Jetzt gilt die Losung: Trickreich sein! Der Chef der Sozialisten im EU-Parlament, der Deutsche Martin Schulz, schlägt eine Doppelstrategie vor. Teil 1: Retten, was zu retten ist. Die beim Volk besonders populäre Dienstleistungsrichtlinie soll laut Schulz "rasch verabschiedet" werden, bevor die auch noch irgendeiner Volksabstimmung zum Opfer fällt. Teil 2: Solange Verwirrung stiften, bis alle erschöpft sind. Erschöpftes Volk rebelliert nicht mehr. Dafür will Schulz "Bürgerforen" in allen 25 EU-Staaten installieren. Solche "Foren" sind entweder groß und chaotisch - bringen also ein Höchstmaß widersprüchlicher Vorschläge zustande, aus denen sich dann die Brüsseler Spezialisten genau das heraussuchen können, was sie sowieso vorhatten. Oder sie sind klein und handverlesen. Dann werden da von vornherein nur die sitzen, die Schulz und seine Freunde ausgesucht haben.

Denn "Populisten" darf man schließlich kein (Bürger-)Forum bieten. Wie tief sich der Keim des Populismus selbst in die fortschrittlichen Talkshow-Eliten hinein ausgebreitet hat, zeigte uns dieser Tage der tiefe Fall des Oskar Lafontaine in den Sumpf brauner Sprüche. Öffentlich bezeichnete er Arbeiter, die aus der Fremde kommen, als "Fremdarbeiter". Sofort kam etlichen eifrigen Rot-Grünen in den Sinn, daß sie dieses Wort schon einmal irgendwo gelesen hatten, sie wußten nur leider nicht mehr wo. Deshalb tippten sie spontan erst einmal auf "das dunkelste Kapitel der deutschen Geschichte". Das kann man ihnen nicht übel nehmen. Sie haben marktgerecht reagiert. Schließlich war es nie so billig, ein mutiger "Antifaschist" zu sein wie heute und nie so einfach, einen anderen als Nazi zu verunglimpfen. Da greift man halt zu. So ist das am Markt für Moralwirtschaft.
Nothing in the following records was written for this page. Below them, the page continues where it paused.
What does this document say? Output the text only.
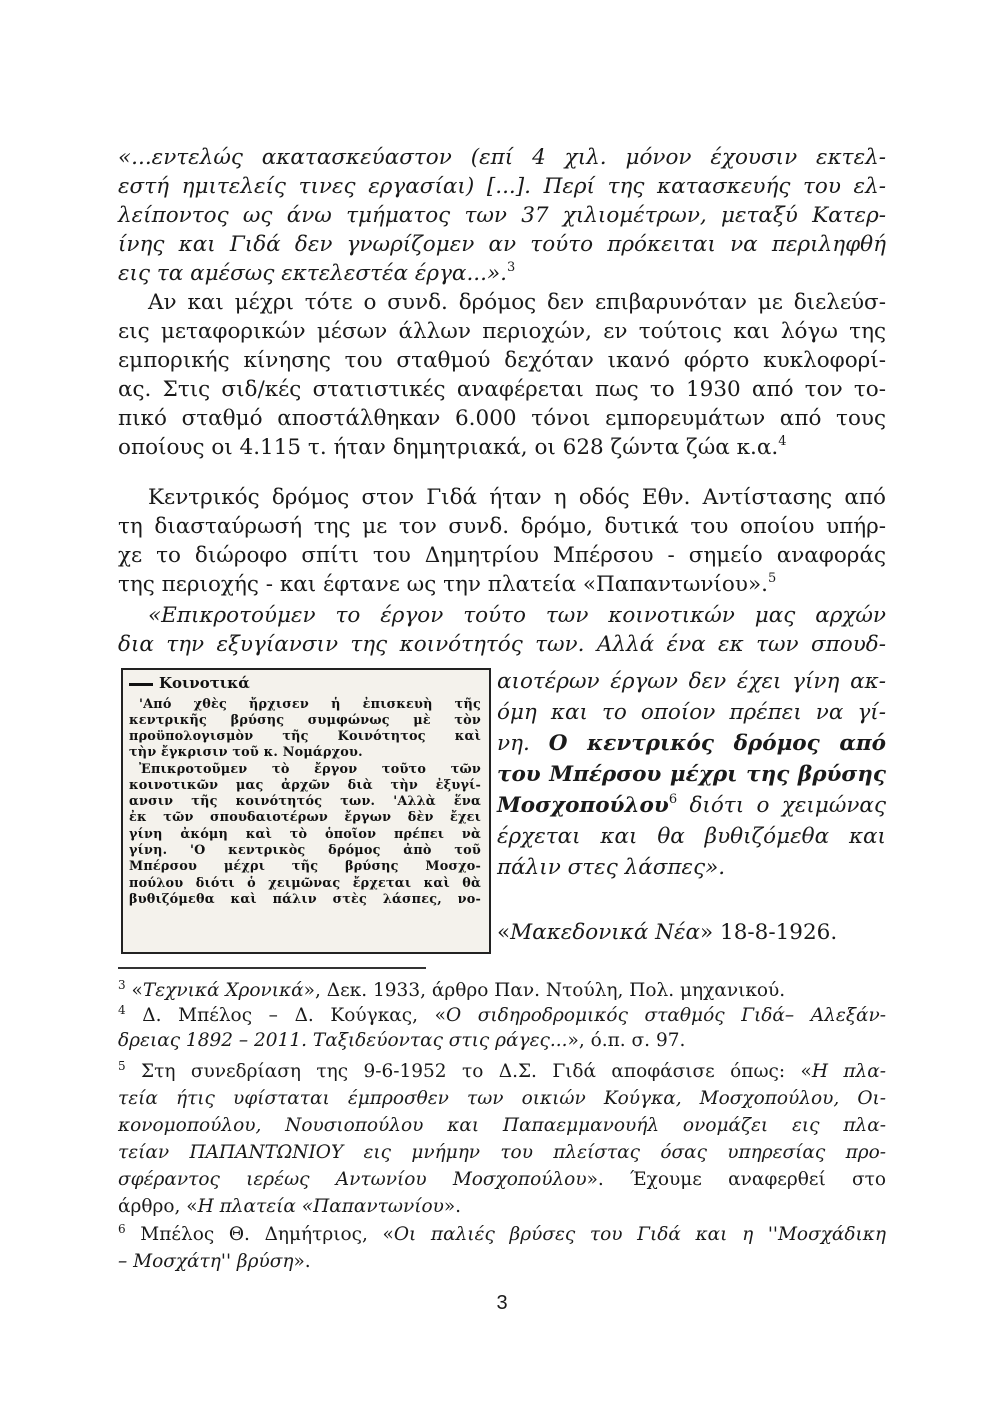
«...εντελώς ακατασκεύαστον (επί 4 χιλ. μόνον έχουσιν εκτελ-
εστή ημιτελείς τινες εργασίαι) [...]. Περί της κατασκευής του ελ-
λείποντος ως άνω τμήματος των 37 χιλιομέτρων, μεταξύ Κατερ-
ίνης και Γιδά δεν γνωρίζομεν αν τούτο πρόκειται να περιληφθή
εις τα αμέσως εκτελεστέα έργα...».$^3$
Αν και μέχρι τότε ο συνδ. δρόμος δεν επιβαρυνόταν με διελεύσ-
εις μεταφορικών μέσων άλλων περιοχών, εν τούτοις και λόγω της
εμπορικής κίνησης του σταθμού δεχόταν ικανό φόρτο κυκλοφορί-
ας. Στις σιδ/κές στατιστικές αναφέρεται πως το 1930 από τον το-
πικό σταθμό αποστάλθηκαν 6.000 τόνοι εμπορευμάτων από τους
οποίους οι 4.115 τ. ήταν δημητριακά, οι 628 ζώντα ζώα κ.α.$^4$
Κεντρικός δρόμος στον Γιδά ήταν η οδός Εθν. Αντίστασης από
τη διασταύρωσή της με τον συνδ. δρόμο, δυτικά του οποίου υπήρ-
χε το διώροφο σπίτι του Δημητρίου Μπέρσου - σημείο αναφοράς
της περιοχής - και έφτανε ως την πλατεία «Παπαντωνίου».$^5$
«Επικροτούμεν το έργον τούτο των κοινοτικών μας αρχών
δια την εξυγίανσιν της κοινότητός των. Αλλά ένα εκ των σπουδ-
Κοινοτικά
'Από χθὲς ἤρχισεν ἡ ἐπισκευὴ τῆς
κεντρικῆς βρύσης συμφώνως μὲ τὸν
προϋπολογισμὸν τῆς Κοινότητος καὶ
τὴν ἔγκρισιν τοῦ κ. Νομάρχου.
Ἐπικροτοῦμεν τὸ ἔργον τοῦτο τῶν
κοινοτικῶν μας ἀρχῶν διὰ τὴν ἐξυγί-
ανσιν τῆς κοινότητός των. 'Αλλὰ ἕνα
ἐκ τῶν σπουδαιοτέρων ἔργων δὲν ἔχει
γίνη ἀκόμη καὶ τὸ ὁποῖον πρέπει νὰ
γίνη. 'Ο κεντρικὸς δρόμος ἀπὸ τοῦ
Μπέρσου μέχρι τῆς βρύσης Μοσχο-
πούλου διότι ὁ χειμῶνας ἔρχεται καὶ θὰ
βυθιζόμεθα καὶ πάλιν στὲς λάσπες, νο-
αιοτέρων έργων δεν έχει γίνη ακ-
όμη και το οποίον πρέπει να γί-
νη. Ο κεντρικός δρόμος από
του Μπέρσου μέχρι της βρύσης
Μοσχοπούλου$^6$ διότι ο χειμώνας
έρχεται και θα βυθιζόμεθα και
πάλιν στες λάσπες».
«Μακεδονικά Νέα» 18-8-1926.
$^3$ «Τεχνικά Χρονικά», Δεκ. 1933, άρθρο Παν. Ντούλη, Πολ. μηχανικού.
$^4$ Δ. Μπέλος – Δ. Κούγκας, «Ο σιδηροδρομικός σταθμός Γιδά– Αλεξάν-
δρειας 1892 – 2011. Ταξιδεύοντας στις ράγες...», ό.π. σ. 97.
$^5$ Στη συνεδρίαση της 9-6-1952 το Δ.Σ. Γιδά αποφάσισε όπως: «Η πλα-
τεία ήτις υφίσταται έμπροσθεν των οικιών Κούγκα, Μοσχοπούλου, Οι-
κονομοπούλου, Νουσιοπούλου και Παπαεμμανουήλ ονομάζει εις πλα-
τείαν ΠΑΠΑΝΤΩΝΙΟΥ εις μνήμην του πλείστας όσας υπηρεσίας προ-
σφέραντος ιερέως Αντωνίου Μοσχοπούλου». Έχουμε αναφερθεί στο
άρθρο, «Η πλατεία «Παπαντωνίου».
$^6$ Μπέλος Θ. Δημήτριος, «Οι παλιές βρύσες του Γιδά και η ''Μοσχάδικη
– Μοσχάτη'' βρύση».
3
Leider kam dann heraus, daß "Fremdarbeiter" ein Begriff aus aktuellen SPD-Internetseiten war. Es gelang den Sozialdemokraten nicht mehr, das Wort rechtzeitig zu entfernen, bevor es Journalisten aufspürten. Peinlich, peinlich. Schade nur, daß wir "Fremdarbeiter" nicht auch auf der Internetpräsentation irgendeines CDU-Abgeordneten gefunden haben. Der säße jetzt hinten neben Hohmann und flöge im September raus! Lafontaine hingegen wird demnächst ganz vorne im Reichstag platznehmen, auf Augenhöhe mit Heuschrecken-Münte und Vaterlands-Schröder.